Council: Is sprinkler ordinance too restrictive?
November 19, 2020
On Monday the Cathlamet Town Council was joined by representatives from Port District 1, the county’s building and planning department, Chamber of Commerce, fire department and River Mile 38 to deliberate whether a current fire sprinkler ordinance is restricting economic growth.
Other items on the agenda included a cost update to the Columbia Street waterline project which required the replacement of malfunctioning couplings; the project engineer is expected to investigate whether costs can be covered by the installers and/or manufacturers. The council passed a motion to send 2% of their state liquor profits and excise tax revenue to fund county substance use disorder programs as a part of a state mandate. A motion to enter into an agreement with Ecological Land Services (ELS) to repair the town dock was tabled; the town attorney will follow up with ELS to gain clarity before moving forward.

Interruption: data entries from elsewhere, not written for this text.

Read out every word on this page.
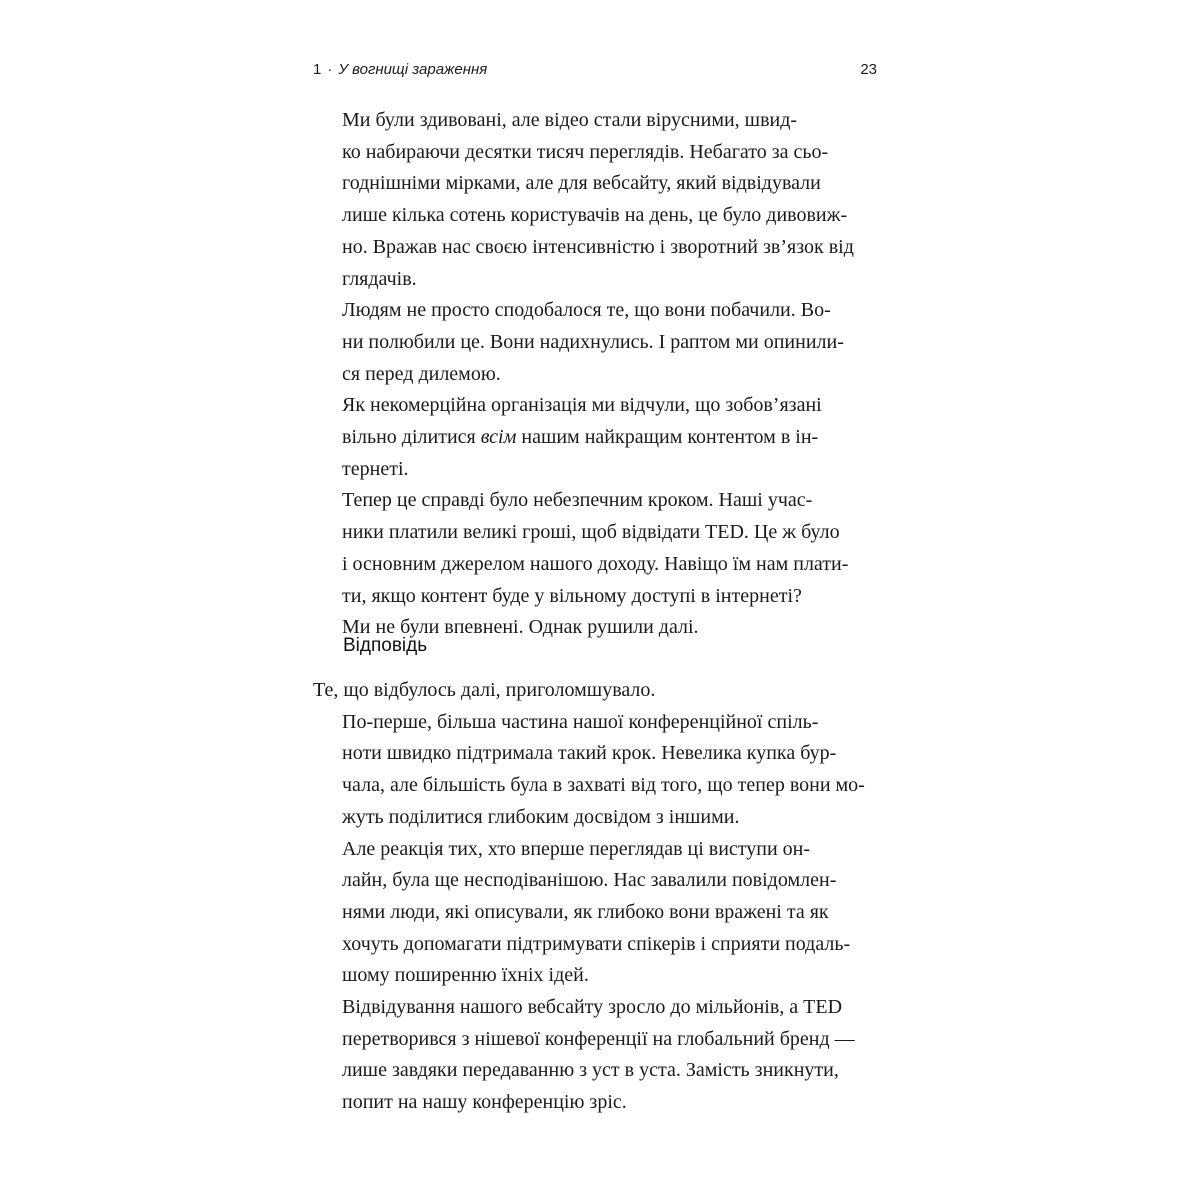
1 · У вогнищі зараження	23

Ми були здивовані, але відео стали вірусними, швид-
ко набираючи десятки тисяч переглядів. Небагато за сьо-
годнішніми мірками, але для вебсайту, який відвідували
лише кілька сотень користувачів на день, це було дивовиж-
но. Вражав нас своєю інтенсивністю і зворотний зв’язок від
глядачів.

Людям не просто сподобалося те, що вони побачили. Во-
ни полюбили це. Вони надихнулись. І раптом ми опинили-
ся перед дилемою.

Як некомерційна організація ми відчули, що зобов’язані
вільно ділитися всім нашим найкращим контентом в ін-
тернеті.

Тепер це справді було небезпечним кроком. Наші учас-
ники платили великі гроші, щоб відвідати TED. Це ж було
і основним джерелом нашого доходу. Навіщо їм нам плати-
ти, якщо контент буде у вільному доступі в інтернеті?

Ми не були впевнені. Однак рушили далі.

Відповідь

Те, що відбулось далі, приголомшувало.

По-перше, більша частина нашої конференційної спіль-
ноти швидко підтримала такий крок. Невелика купка бур-
чала, але більшість була в захваті від того, що тепер вони мо-
жуть поділитися глибоким досвідом з іншими.

Але реакція тих, хто вперше переглядав ці виступи он-
лайн, була ще несподіванішою. Нас завалили повідомлен-
нями люди, які описували, як глибоко вони вражені та як
хочуть допомагати підтримувати спікерів і сприяти подаль-
шому поширенню їхніх ідей.

Відвідування нашого вебсайту зросло до мільйонів, а TED
перетворився з нішевої конференції на глобальний бренд —
лише завдяки передаванню з уст в уста. Замість зникнути,
попит на нашу конференцію зріс.
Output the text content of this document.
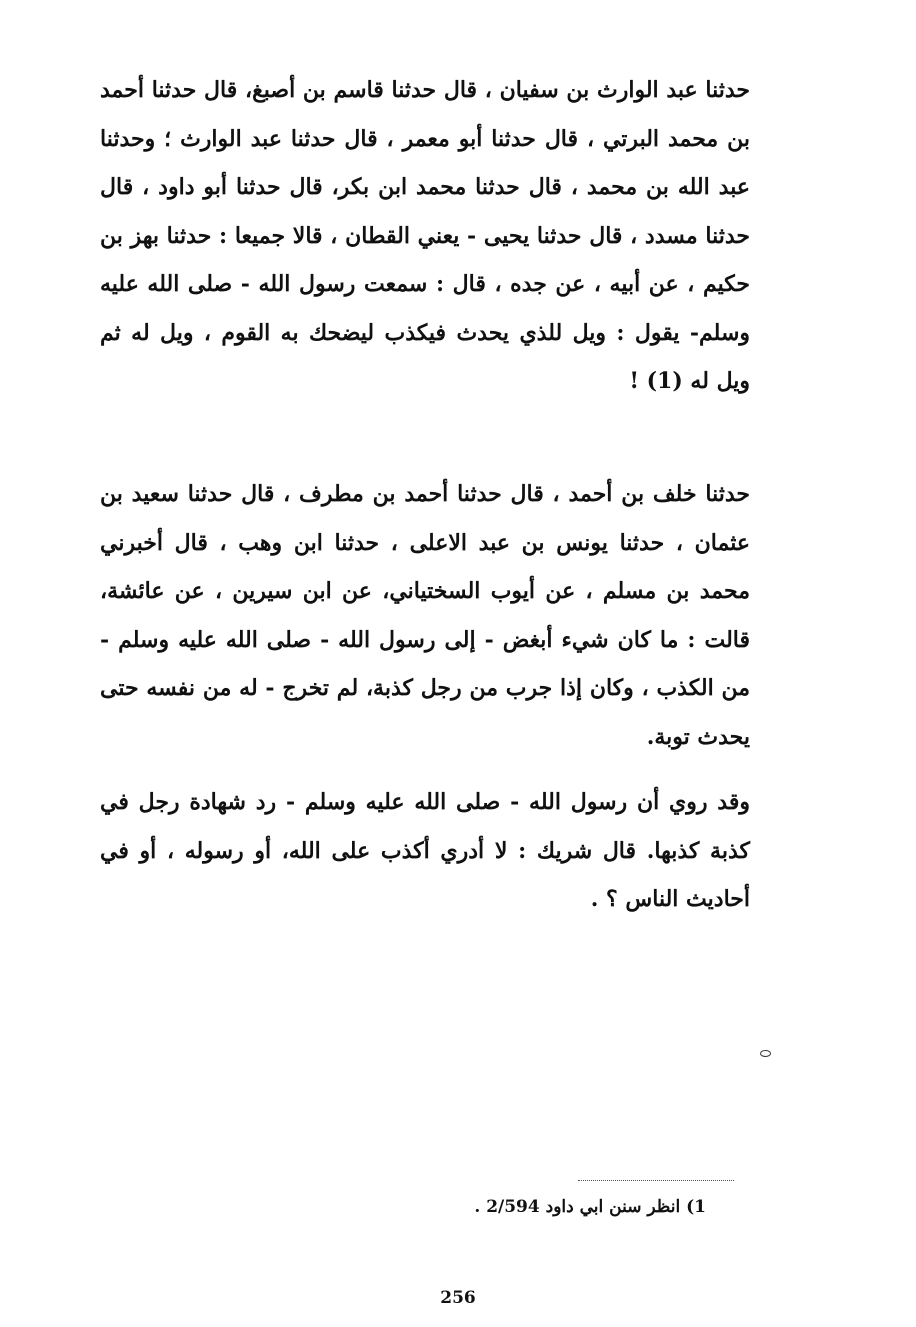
حدثنا عبد الوارث بن سفيان ، قال حدثنا قاسم بن أصبغ، قال حدثنا أحمد بن محمد البرتي ، قال حدثنا أبو معمر ، قال حدثنا عبد الوارث ؛ وحدثنا عبد الله بن محمد ، قال حدثنا محمد ابن بكر، قال حدثنا أبو داود ، قال حدثنا مسدد ، قال حدثنا يحيى - يعني القطان ، قالا جميعا : حدثنا بهز بن حكيم ، عن أبيه ، عن جده ، قال : سمعت رسول الله - صلى الله عليه وسلم- يقول : ويل للذي يحدث فيكذب ليضحك به القوم ، ويل له ثم ويل له (1) !

حدثنا خلف بن أحمد ، قال حدثنا أحمد بن مطرف ، قال حدثنا سعيد بن عثمان ، حدثنا يونس بن عبد الاعلى ، حدثنا ابن وهب ، قال أخبرني محمد بن مسلم ، عن أيوب السختياني، عن ابن سيرين ، عن عائشة، قالت : ما كان شيء أبغض - إلى رسول الله - صلى الله عليه وسلم - من الكذب ، وكان إذا جرب من رجل كذبة، لم تخرج - له من نفسه حتى يحدث توبة.

وقد روي أن رسول الله - صلى الله عليه وسلم - رد شهادة رجل في كذبة كذبها. قال شريك : لا أدري أكذب على الله، أو رسوله ، أو في أحاديث الناس ؟ .

1) انظر سنن ابي داود 2/594 .
256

The council passed separate motions to (1) increase in-town and out-of-town sewer rates by 1.6% effective this December and (2) increase the regular property tax levy by 1%. Property owner’s tax would not increase by 1% because their rates are based on assessed values.
Fire sprinkler ordinance
River Mile 38 Brewery Co. owner Rex Czuba appeared at the town council meeting to present his case for repealing a fire sprinkler ordinance which requires the construction of new commercial buildings of 1,500 square feet or more to install automatic sprinkler systems. Estimates for installing a sprinkler system range between $20 - $90,000.
Washington state requires commercial spaces used for serving food and beverages to install automatic sprinkler systems if they exceed 5,000 square feet.
According to a letter from Czuba to the councilmembers, the River Mile 38 team is planning to construct a 2,400 square foot taproom and restaurant located in the southwest corner of the Elochoman Marina. The new facility would build upon the existing operation through additional employment opportunities, incentivising local tourism, and providing one of the only waterfront restaurants between Kalama and the coast.
Oh, and more beer.
“Given that we have outgrown our current capacity for both brewing and serving our customers, we have joined forces with the port to drive more economic development," he said. "We want to build something that the town can be proud of, to invest in the people and products that make Cathlamet a great place to work and live in.”
Despite River Mile 38’s effort to bring more beer and tourism into town, the fire sprinkler ordinance and other potential fire hazards are barriers to even applying for a building permit. Fire Chief Vernon Barton agreed that the ordinance was on the restrictive side but said a complete overhaul wouldn’t be necessary.
“No matter what size the structure, you need fire protection. To just drop the ordinance would be a mistake, ” Barton cautioned.
The fire chief was asked to review Czuba’s plans for the new facility and produce an assessment which would be presented at the next council meeting. The presentation will help inform the town’s decision to accommodate the development.
Among the large number of virtual attendees were representatives who advised on River Mile 38’s new facility including Wahkiakum County Building Inspector Dave Hicks. He expressed a more real concern for downtown’s tightly packed buildings without sprinkler systems. He continued to highlight the many fire and safety conscious features of the proposed facility which he believed would supersede the need for an expensive sprinkler system.
“What we have is a metal container building that is isolated next to the river,” Hicks illustrated. “Why is Cathlamet restricting all new construction at 3,500 feet less than the rest of the world?”
Editor's note: corrections were made to this article on November 18th.